De vervolging en veroordeling van de man heeft grote gevolgen gehad voor de vrouw en [minderjarige 1 (voornaam)] . Partijen zijn gescheiden. De vrouw en [minderjarige 1 (voornaam)] raakten hun woning kwijt en moesten meerdere keren verhuizen, waardoor [minderjarige 1 (voornaam)] meerdere keren van school is gewisseld.
Dit heeft de vrouw allemaal alleen moeten opvangen, omdat de man in de gevangenis zit.
De vrouw zelf heeft hier niets aan kunnen doen; het is haar overkomen. De man heeft hiermee niet alleen het vertrouwen van de vrouw geschonden, maar ook is de veiligheid van [minderjarige 1 (voornaam)] in gevaar gekomen. De vrouw heeft hierdoor hulp nodig van een psycholoog. Hoewel de strafbare feiten van de man niet rechtstreeks tegen de vrouw zijn gepleegd, raakt het gedrag van de man haar wel. Het raakt haar identiteit, omdat zij zelf Aziatisch is. Ook raakt het hun dochter, omdat zij half-Aziatisch is.

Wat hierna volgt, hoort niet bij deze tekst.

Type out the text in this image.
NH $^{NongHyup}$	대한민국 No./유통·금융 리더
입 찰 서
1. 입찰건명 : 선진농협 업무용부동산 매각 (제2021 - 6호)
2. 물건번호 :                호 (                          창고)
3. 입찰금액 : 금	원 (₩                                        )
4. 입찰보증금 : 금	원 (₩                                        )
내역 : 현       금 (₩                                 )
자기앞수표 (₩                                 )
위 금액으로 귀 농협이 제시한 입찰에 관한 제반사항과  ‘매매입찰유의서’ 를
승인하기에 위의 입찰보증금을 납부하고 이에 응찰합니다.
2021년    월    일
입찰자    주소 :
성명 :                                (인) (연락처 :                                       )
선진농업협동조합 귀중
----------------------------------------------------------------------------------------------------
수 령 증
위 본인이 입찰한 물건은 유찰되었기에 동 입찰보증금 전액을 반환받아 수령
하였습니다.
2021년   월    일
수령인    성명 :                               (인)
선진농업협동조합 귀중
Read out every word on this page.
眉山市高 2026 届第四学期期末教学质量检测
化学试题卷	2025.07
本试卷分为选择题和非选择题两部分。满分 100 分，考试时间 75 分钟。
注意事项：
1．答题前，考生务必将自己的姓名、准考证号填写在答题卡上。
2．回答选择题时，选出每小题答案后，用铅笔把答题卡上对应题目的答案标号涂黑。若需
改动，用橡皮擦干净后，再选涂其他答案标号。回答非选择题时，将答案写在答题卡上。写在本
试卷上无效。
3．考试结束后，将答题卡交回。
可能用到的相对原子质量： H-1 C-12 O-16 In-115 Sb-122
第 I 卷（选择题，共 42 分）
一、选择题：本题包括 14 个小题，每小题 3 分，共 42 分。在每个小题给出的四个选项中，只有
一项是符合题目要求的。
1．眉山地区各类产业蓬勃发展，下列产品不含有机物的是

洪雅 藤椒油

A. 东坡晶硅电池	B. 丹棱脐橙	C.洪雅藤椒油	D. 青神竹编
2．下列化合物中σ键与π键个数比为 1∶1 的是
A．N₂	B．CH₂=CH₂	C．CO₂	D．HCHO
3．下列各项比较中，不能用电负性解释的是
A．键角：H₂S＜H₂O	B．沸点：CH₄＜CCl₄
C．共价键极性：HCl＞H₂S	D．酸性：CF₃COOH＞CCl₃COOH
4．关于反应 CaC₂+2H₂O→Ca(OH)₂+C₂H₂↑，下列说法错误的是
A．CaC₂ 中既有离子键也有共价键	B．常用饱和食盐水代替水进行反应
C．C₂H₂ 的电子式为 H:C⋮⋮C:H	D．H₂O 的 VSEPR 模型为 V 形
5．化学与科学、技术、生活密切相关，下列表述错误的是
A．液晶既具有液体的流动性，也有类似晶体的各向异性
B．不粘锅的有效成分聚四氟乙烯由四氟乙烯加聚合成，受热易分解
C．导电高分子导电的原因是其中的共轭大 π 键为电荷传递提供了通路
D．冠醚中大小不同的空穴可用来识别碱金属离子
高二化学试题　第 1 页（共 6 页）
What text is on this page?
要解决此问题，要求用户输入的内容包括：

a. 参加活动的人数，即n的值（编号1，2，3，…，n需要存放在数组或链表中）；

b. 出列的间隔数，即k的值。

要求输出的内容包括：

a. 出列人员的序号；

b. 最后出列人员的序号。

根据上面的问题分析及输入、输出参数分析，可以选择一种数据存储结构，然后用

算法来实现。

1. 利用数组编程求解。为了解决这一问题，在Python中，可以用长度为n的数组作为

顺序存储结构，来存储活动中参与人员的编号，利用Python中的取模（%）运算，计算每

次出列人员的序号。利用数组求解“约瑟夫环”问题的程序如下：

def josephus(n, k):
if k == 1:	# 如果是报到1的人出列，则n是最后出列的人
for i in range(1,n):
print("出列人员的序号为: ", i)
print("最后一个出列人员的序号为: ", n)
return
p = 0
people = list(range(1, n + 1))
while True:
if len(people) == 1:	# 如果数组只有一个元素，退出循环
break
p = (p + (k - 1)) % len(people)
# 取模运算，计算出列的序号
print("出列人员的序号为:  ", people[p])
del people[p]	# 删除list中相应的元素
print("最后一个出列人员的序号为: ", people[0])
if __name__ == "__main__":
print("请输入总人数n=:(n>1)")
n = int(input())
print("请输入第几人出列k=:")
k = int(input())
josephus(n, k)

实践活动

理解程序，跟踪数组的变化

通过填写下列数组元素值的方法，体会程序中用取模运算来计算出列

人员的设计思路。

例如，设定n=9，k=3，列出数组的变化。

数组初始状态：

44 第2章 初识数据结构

De vrouw vraagt zich af of de man haar heeft uitgezocht om met haar half-Aziatische kinderen te krijgen. Als moeder van [minderjarige 1 (voornaam)] , zal zij [minderjarige 1 (voornaam)] willen beschermen en wellicht nooit meer vertrouwen krijgen in de man als de vader van [minderjarige 1 (voornaam)] . Daar zal zij mee moeten leren leven en daarmee is haar leven voor altijd overhoop gegooid.
De rechtbank vindt dan ook dat de misdragingen van de man ook tegenover de vrouw zodanig grievend zijn, dat in redelijkheid niet van de vrouw kan worden gevraagd om aan de man partneralimentatie te betalen. Daardoor verliest de man zijn aanspraak op partner-alimentatie. De rechtbank komt hierdoor niet meer toe aan de beoordeling van de behoefte van de man en de draagkracht van de vrouw.